La fiebre por estos inventos es inexorable, plantean los entendidos. Si en otros lugares del mundo son un éxito, no hay motivos para pensar que acá no lo serán.
Los lentes de realidad virtual se parecen a unas antiparras de esquí, solo que hay que adosarles un celular inteligente con la aplicación pertinente y de forma automática se recrea una escenario de 360° ante los ojos del usuario.
Las plataformas son muchísimas: hay aplicaciones que simulan montañas rusas, otras que son juegos de terror y algunas que emulan la fisonomía de un cerebro sobre la cual el usuario se desplaza para evitar la formación de un ACV, lanzando un poder con la mirada, como si fuese Cíclope, de X-Men.

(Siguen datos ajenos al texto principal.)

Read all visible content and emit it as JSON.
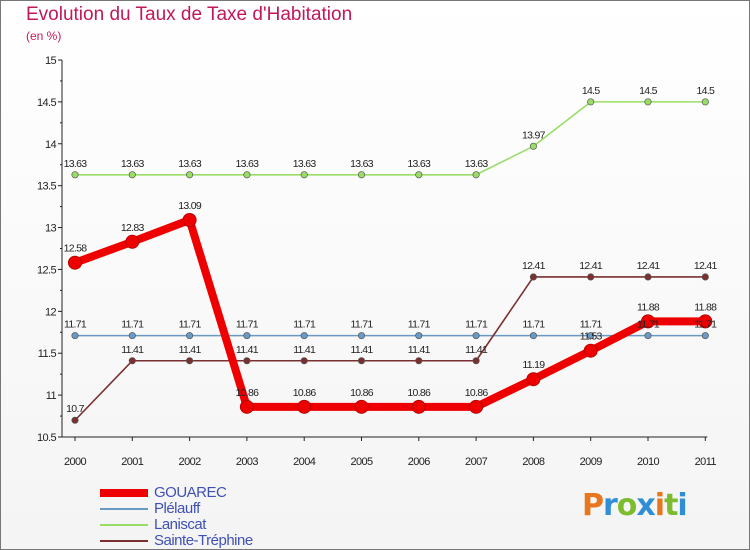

Esta riqueza de alternativas para jugar es una de las razones que hace atractivo al óculo, como le suelen decir. Pero, al mismo tiempo, el interés aumenta cuando se lo prueba, se experimentan sensaciones muy gratas.
En la versión de la montaña rusa, por ejemplo, se genera un cosquilleo en la panza del usuario y la persona se marea un poco, como si estuviese en un parque de diversión real.
Una de las marcas más famosas de estos lentes es Oculus VR, que en 2014 fue adquirida por Facebook por 2.000 millones de dólares, tras comprar WhatsApp e Instagram.
Esta empresa tiene como producto de cabecera al Oculus Rift, que en realidad es un videojuego porque viene con un controlador y se puede conectar al televisor y reproducir en alta definición.
Luego hay otras marcas que fabrican este dispositivo como Sony, HTC o Samsung. En Argentina, el modelo Gear Vr Oculus para Samsung S6, cuesta en internet arriba de los $4 mil, aunque también hay empresarios chicos que los comercializan en forma directa.
Volver al futuro
En tanto, el scooter eléctrico también comenzará a ser visto en plazas y parques de la provincia, aunque no en masa, ya que su precio no es para nada accesible: $10 mil.
El artefacto funciona a través del balanceo que ejerce la persona. Si se inclina hacia adelante la patineta avanza y puede alcanzar hasta 10 kilómetros por hora; si se reclina, las dos ruedas retroceden.
Para doblar hay que hundir un poco el talón, e inmediatamente una de las ruedas se activa, permitiendo que el scooter gira sobre sí mismo, mientras que si se hace mayor fuerza con la punta del pie, girará en sentido inverso.
La estética de la patineta es llamativa. La postura que tiene que adoptar el que la usa es diferente al skate tradicional, ya que en vez de ir de costado, en el scooter el usuario va de frente.
Para graficar en palabras este "medio de transporte" se podría describir como esos monopatines para turistas, pero sin el manubrio.
Los que se venden en Mendoza poseen una autonomía de 18 kilómetros, debido a que funcionan a batería; la distancia entre el suelo y los pies queda a 3 centímetors; el ángulo de pendiente máximo es de 20° y el peso límite que soporta son 100 kilos.